Historia Naturalna wróżek - Szczypta magii w życiu dziecka

         


     Nie wiem jak Wy, ale jak byłam mała czytając historie o Dzwoneczku i jej przyjaciółkach marzyłam, aby któregoś dnia spotkać taką wróżkę. To czytanie magicznych historii o wróżkach sprawiało, że miało się uczucie, iż szczypta magii z książek staje się obecna w moim życiu. W zabawie, gdy jako dziecko wcielałam się w role jednej z wróżek i rozumiałam mowę zwierząt. To był fajny czas, taki czas z bycia dzieckiem. 


    Obecnie dzieci szybciej dorastają, a ich dzieciństwo w większości napędza mega realizm. Wybieramy bajki, tylko, które realnie mogą mieć odniesienie do życia. Nie ma w nich gadających zwierząt, wróżek czy innych magicznych stworów. Chcemy uczyć dziecko świata jakiego jest, jednak czy faktycznie to słuszne? Czy nauka świata musi wykluczać świat dziecięcej magii i wyobraźni? Czy jeśli nie ma rzetelnych dowodów na to, że coś istnieje, od razu musi zniknąć z naszego życia?

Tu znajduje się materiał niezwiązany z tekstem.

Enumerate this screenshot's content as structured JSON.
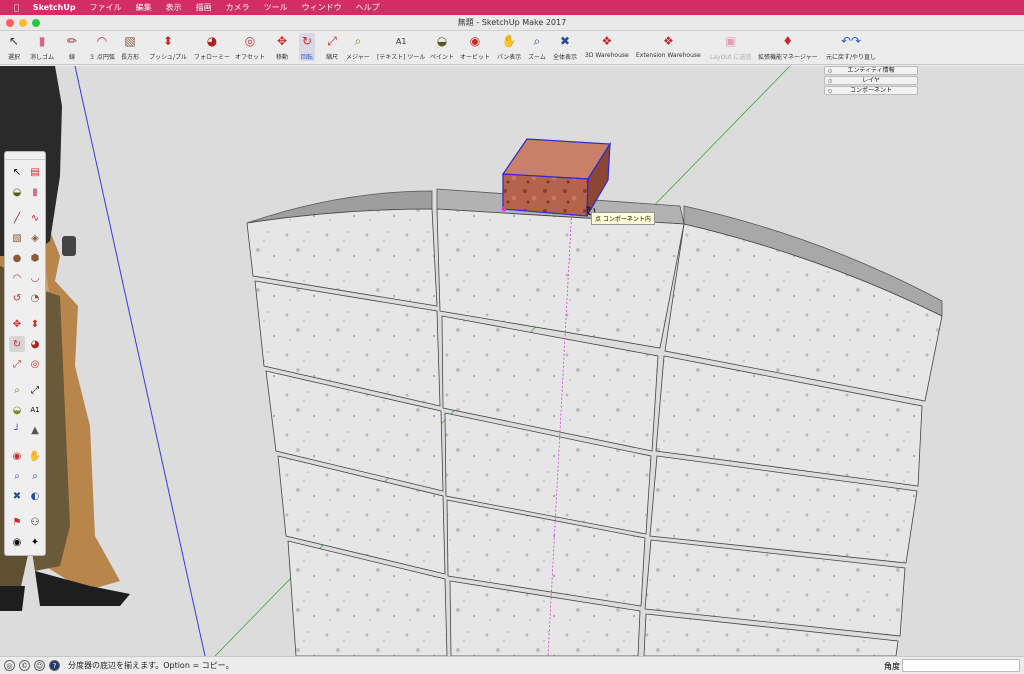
{
  "menubar": {
    "apple": "",
    "app_name": "SketchUp",
    "items": [
      "ファイル",
      "編集",
      "表示",
      "描画",
      "カメラ",
      "ツール",
      "ウィンドウ",
      "ヘルプ"
    ]
  },
  "window": {
    "title": "無題 - SketchUp Make 2017"
  },
  "toolbar": {
    "items": [
      {
        "label": "選択",
        "icon": "select-arrow-icon"
      },
      {
        "label": "消しゴム",
        "icon": "eraser-icon"
      },
      {
        "label": "線",
        "icon": "pencil-line-icon"
      },
      {
        "label": "３ 点円弧",
        "icon": "arc-icon"
      },
      {
        "label": "長方形",
        "icon": "rectangle-icon"
      },
      {
        "label": "プッシュ/プル",
        "icon": "push-pull-icon"
      },
      {
        "label": "フォローミー",
        "icon": "follow-me-icon"
      },
      {
        "label": "オフセット",
        "icon": "offset-icon"
      },
      {
        "label": "移動",
        "icon": "move-icon"
      },
      {
        "label": "回転",
        "icon": "rotate-icon"
      },
      {
        "label": "縮尺",
        "icon": "scale-icon"
      },
      {
        "label": "メジャー",
        "icon": "tape-measure-icon"
      },
      {
        "label": "[テキスト] ツール",
        "icon": "text-tool-icon"
      },
      {
        "label": "ペイント",
        "icon": "paint-bucket-icon"
      },
      {
        "label": "オービット",
        "icon": "orbit-icon"
      },
      {
        "label": "パン表示",
        "icon": "pan-hand-icon"
      },
      {
        "label": "ズーム",
        "icon": "zoom-icon"
      },
      {
        "label": "全体表示",
        "icon": "zoom-extents-icon"
      },
      {
        "label": "3D Warehouse",
        "icon": "warehouse-icon"
      },
      {
        "label": "Extension Warehouse",
        "icon": "extension-warehouse-icon"
      },
      {
        "label": "LayOut に送信",
        "icon": "layout-send-icon"
      },
      {
        "label": "拡張機能マネージャー",
        "icon": "extension-manager-icon"
      },
      {
        "label": "元に戻す/やり直し",
        "icon": "undo-redo-icon"
      }
    ]
  },
  "trays": [
    "エンティティ情報",
    "レイヤ",
    "コンポーネント"
  ],
  "tooltip": "点 コンポーネント内",
  "status": {
    "message": "分度器の底辺を揃えます。Option = コピー。",
    "measure_label": "角度",
    "measure_value": ""
  },
  "colors": {
    "menubar": "#d42c64",
    "accent_red": "#c8202a",
    "selection_blue": "#2a2ad0"
  }
}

Czy mityczny świat faktycznie jest, aż taki zły? Moim zdaniem nie, we wszystkim trzeba znaleźć równowagę. 


    Ja sama stwierdziłam, że chce, aby moje dzieci miały namiastkę magii w ogrodzie. Tak od pomysłu przeszłam do czynów i w ogrodzie mamy drzewo wróżek oraz ich domek. Stworzone zostały również figurki. Z początku jak byli mniejsi wierzyli, że faktycznie one tam mieszkają, ale chowają się przed ludźmi, bo ktoś mógłby je skrzywdzić. Teraz mówią, że wiedzą, że ich nie ma, ale i tak lubią bawić się z udziałem naszego domku i drzewa.  Prócz wystroju naszego ogrodu, marzyłam o książkowej pozycji, która nakreśliłaby budowę wróżek, jak wygląda ich życie oraz rodzaje. Długo jednak nie znalazłam pozycji, która spełniłaby moje wymagania. Aż natrafiłam na nią...


    "Historia naturalna wróżek" Wydawnictwa Harper Kids to pozycja idealna. Jest zbudowana w formie dziennika odkrywcy. Są tam notatki i ilustracje, które można by rzec, ktoś tworzył podczas prowadzenia badań nad wróżkami. Już sama okładka sprawia, że książka jest magiczna. To jedna z takich pozycji, która dosłownie krzyczy z regału, gdy mnie weźmiesz w ręce zabiorę cię do świata magicznego. I tak jest. Cudowne i szczegółowe ilustracje, ciekawe opisy, sprawiają, że książkę się czyta jednym tchem. Ja sama pochłonęłam ja jednego wieczoru. Każdy rozdział rozbudzał co raz bardziej moją ciekawość. Poczułam się znowu jak mała dziewczynka, która zaraz wyruszy do ogrodu w poszukiwaniu tych małych istot. Jeśli jeszcze jej nie macie to szczerze polecam. Ja wiem, że teraz wszyscy wolą realizm, ale szczypta magii serio nie zaszkodzi. Szczególnie teraz jak wiele się dzieję w życiu dzieciaków. Ta pozycja może wywołać nie jeden uśmiech, ale również sprawić, że wyjście na spacer będzie niczym przygoda pełna niespodzianek. 









Komentarze

  1. Genialna ksiązka! Zatrzymałam się kilka razy w księgarni przy niej i ostatecznie kupiłam. Piękne ilustracje. Ciekawe opisy. Bardziej dla dziewczynek tematyka. Ale pięknie wydana!

    OdpowiedzUsuń

Prześlij komentarz

Podobał Ci się wpis? To super! Pozostaw po sobie ślad, aby zmotywować mnie do dalszego pisania :)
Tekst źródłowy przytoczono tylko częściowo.